4.2.4. Time Response
The growth response was not immediate after treatment, the majority of trees showed a no response step (0–3 years a.c.) in agreement with previous researches [12
]. A possible explanation is resource allocation in the root system due to a stress response to new conditions a.c. (higher wind penetration, light intensity and transpiration) in order to promote stability, and uptake of water and nutrients [20
]. The growth response was delayed around 5–6 years, similar to the results found in other partial cutting studies [55
]. We speculate that the no response step and the cores extraction at breast height (1.3 m) influenced the delay time.
The temporal response in tree growth a.c. was affected by stand structure and tree positions in the residual strip. Our growth response in younger stands showed a peak 9 years a.c. then started to decrease. We hypothesize that the growth in younger stands continues to decrease gradually to the values shown b.c. [22
]. On the contrary, the growth peak in older stands was not obvious due to the high variability of trees; we thus assume that the radial growth would be stable for a few years before decreasing.
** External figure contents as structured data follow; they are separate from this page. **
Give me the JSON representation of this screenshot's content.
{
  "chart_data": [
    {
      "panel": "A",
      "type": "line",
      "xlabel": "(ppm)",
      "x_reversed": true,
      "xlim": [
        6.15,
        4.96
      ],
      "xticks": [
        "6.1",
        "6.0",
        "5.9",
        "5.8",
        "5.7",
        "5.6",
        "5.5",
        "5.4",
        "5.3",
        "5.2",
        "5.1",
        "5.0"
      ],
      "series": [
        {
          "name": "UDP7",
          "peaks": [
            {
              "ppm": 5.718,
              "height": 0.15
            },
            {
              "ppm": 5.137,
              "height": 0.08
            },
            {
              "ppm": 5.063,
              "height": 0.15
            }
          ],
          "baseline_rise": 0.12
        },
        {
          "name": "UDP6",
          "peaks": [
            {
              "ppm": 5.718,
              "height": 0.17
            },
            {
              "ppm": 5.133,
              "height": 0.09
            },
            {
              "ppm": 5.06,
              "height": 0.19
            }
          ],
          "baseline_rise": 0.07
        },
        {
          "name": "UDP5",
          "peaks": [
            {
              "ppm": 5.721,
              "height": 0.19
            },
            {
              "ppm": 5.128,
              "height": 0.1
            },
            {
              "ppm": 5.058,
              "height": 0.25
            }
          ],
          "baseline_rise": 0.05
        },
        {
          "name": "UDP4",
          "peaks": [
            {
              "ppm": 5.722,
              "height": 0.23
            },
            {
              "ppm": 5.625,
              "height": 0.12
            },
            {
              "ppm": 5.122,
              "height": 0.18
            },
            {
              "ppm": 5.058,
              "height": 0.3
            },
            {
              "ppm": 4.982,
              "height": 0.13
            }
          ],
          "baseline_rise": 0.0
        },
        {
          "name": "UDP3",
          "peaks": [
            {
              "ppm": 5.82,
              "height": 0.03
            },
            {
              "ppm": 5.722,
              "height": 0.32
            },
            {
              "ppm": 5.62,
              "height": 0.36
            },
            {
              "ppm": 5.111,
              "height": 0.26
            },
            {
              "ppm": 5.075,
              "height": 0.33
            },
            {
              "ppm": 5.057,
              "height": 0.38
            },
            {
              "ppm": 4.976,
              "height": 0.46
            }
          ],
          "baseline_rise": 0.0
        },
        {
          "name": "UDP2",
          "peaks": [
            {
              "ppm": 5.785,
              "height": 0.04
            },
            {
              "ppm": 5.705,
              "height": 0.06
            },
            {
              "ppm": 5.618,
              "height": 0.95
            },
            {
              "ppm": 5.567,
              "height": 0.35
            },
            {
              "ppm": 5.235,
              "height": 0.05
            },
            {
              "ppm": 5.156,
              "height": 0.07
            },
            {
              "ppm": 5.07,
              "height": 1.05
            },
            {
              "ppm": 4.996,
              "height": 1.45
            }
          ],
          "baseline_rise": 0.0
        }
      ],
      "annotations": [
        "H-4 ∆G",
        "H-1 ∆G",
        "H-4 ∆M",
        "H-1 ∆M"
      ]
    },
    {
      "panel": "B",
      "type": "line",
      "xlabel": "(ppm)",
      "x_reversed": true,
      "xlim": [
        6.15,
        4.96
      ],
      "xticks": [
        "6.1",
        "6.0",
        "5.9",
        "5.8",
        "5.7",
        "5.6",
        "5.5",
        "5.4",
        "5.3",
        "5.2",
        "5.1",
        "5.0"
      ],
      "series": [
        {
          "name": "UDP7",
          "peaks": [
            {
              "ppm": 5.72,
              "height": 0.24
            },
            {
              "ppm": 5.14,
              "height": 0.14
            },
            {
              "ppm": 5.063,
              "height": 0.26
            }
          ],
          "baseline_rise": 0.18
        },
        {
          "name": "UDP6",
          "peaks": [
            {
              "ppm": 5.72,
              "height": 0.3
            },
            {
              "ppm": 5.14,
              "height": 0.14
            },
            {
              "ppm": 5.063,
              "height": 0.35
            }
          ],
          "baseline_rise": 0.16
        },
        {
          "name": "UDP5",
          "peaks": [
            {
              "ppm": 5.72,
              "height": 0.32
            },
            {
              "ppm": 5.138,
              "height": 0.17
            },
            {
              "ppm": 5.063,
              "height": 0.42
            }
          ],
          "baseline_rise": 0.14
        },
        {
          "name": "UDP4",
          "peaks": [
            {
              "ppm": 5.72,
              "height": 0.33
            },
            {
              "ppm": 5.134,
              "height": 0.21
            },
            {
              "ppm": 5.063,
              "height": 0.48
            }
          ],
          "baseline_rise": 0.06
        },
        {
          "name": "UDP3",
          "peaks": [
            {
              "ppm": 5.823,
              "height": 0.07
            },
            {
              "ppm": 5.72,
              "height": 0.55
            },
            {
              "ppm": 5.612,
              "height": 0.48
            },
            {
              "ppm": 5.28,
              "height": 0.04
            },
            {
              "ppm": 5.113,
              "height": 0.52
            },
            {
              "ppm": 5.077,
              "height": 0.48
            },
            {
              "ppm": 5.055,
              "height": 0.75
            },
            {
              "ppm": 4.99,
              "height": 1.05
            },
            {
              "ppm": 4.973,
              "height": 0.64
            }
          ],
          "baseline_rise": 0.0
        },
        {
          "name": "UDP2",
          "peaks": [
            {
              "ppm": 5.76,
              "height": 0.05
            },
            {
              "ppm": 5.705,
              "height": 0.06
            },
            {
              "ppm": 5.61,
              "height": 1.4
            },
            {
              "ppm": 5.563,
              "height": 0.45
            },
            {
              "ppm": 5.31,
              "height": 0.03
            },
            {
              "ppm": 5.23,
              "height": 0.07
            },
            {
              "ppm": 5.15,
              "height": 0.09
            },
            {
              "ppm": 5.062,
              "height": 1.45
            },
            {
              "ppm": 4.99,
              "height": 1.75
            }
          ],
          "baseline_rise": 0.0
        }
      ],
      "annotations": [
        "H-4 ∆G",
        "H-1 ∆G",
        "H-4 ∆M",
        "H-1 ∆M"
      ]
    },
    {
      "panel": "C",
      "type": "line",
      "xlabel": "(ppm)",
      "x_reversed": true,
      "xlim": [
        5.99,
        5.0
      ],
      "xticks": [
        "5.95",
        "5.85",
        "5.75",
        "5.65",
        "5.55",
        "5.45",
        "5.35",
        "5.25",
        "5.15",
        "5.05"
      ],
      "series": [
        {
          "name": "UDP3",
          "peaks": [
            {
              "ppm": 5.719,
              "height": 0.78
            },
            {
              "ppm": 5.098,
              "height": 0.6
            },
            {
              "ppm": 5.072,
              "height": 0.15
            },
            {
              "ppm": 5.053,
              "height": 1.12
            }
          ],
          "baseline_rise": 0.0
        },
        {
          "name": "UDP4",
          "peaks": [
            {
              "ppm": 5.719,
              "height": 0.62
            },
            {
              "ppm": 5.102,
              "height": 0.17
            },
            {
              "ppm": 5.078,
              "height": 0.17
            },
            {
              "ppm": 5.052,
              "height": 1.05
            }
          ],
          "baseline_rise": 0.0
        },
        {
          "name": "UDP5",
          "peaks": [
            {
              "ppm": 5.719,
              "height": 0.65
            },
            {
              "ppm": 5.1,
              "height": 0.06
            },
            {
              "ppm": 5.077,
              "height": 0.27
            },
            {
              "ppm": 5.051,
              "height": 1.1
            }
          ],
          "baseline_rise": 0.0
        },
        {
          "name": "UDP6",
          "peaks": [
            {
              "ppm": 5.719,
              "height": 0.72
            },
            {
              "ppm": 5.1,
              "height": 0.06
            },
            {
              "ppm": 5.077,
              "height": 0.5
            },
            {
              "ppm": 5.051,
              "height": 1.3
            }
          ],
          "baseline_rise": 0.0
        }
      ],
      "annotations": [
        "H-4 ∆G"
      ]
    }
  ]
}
Long-term monitoring is needed to confirm this. The response time in growth was 5 years in younger stands; this can be explained by windthrow disturbance in a younger control plot (the same year as cutting). We speculate that without this event, the response time would be close to 3 years a.c.
Different growth temporal responses were observed between position classes: Edge trees in MS and ST reacted one year before interior trees in younger stands (Figure 5
); the growth peak was the ninth year a.c. in MS and DS edge trees but interior trees continued to grow beyond that year (Figure 5
). This delay in temporal response could be explained by the edge trees having more accessibility to nutrients, higher soil temperature, lower competition, higher lateral light intensity than interior trees [25
], and reacted earlier. However, ST interior and edge trees experienced the growth peak in the same year. It is likely that the skidding trails area three times wider (15 m) than MS and DS, and the narrow residual strip (5 m) could affect the edge influence on growth response. In older stands, this delay in temporal response was not observed; we concluded that differences in the temporal response between edge and interior trees are not obvious in older stands.
4.2.5. Growth before Cutting
Our results suggest that the growth response of residual trees depends on GBC. The study demonstrated that suppressed trees show better growth ratio before and post-treatment than dominant trees, in agreement with other studies [15
]. Nonetheless, this phenomenon is influenced by structure, treatment and spatial position effects (Figure 7
). The response is amplified in younger and higher initial density stands in MS and DS treatments, notably for edge trees. This could be explained by suppressed trees experiencing more difficult growing conditions b.c. in high density stands, and the edge position decreases the competition for light and nutrients. Other factors that could influence the growth response in suppressed trees is the tree-selection, and mortality in the residual strip, especially in younger stands. Edge and suppressed trees in ST and CS of younger stands had slightly lower growth response than other treatments. This may be caused at least partly by greater drought stress or insolation from the large canopy openings or because ST was the silvicultural treatment with elevated mortality in our study (around 70% of trees), and edge trees with low DBH have high probability of death a.c. [30
]. Overall, growth response was stronger for dominant than for suppressed trees in absolute terms, thus not confirming hypothesis 5. This supports the hypothesis of asymmetric competition for light as the main process in the studied stands [74
]. For dominant trees on the edge of trails, DS and ST caused the strongest response, probably because of the elimination of a greater number of competitors in the immediate surroundings of the residual trees in comparison with other treatments.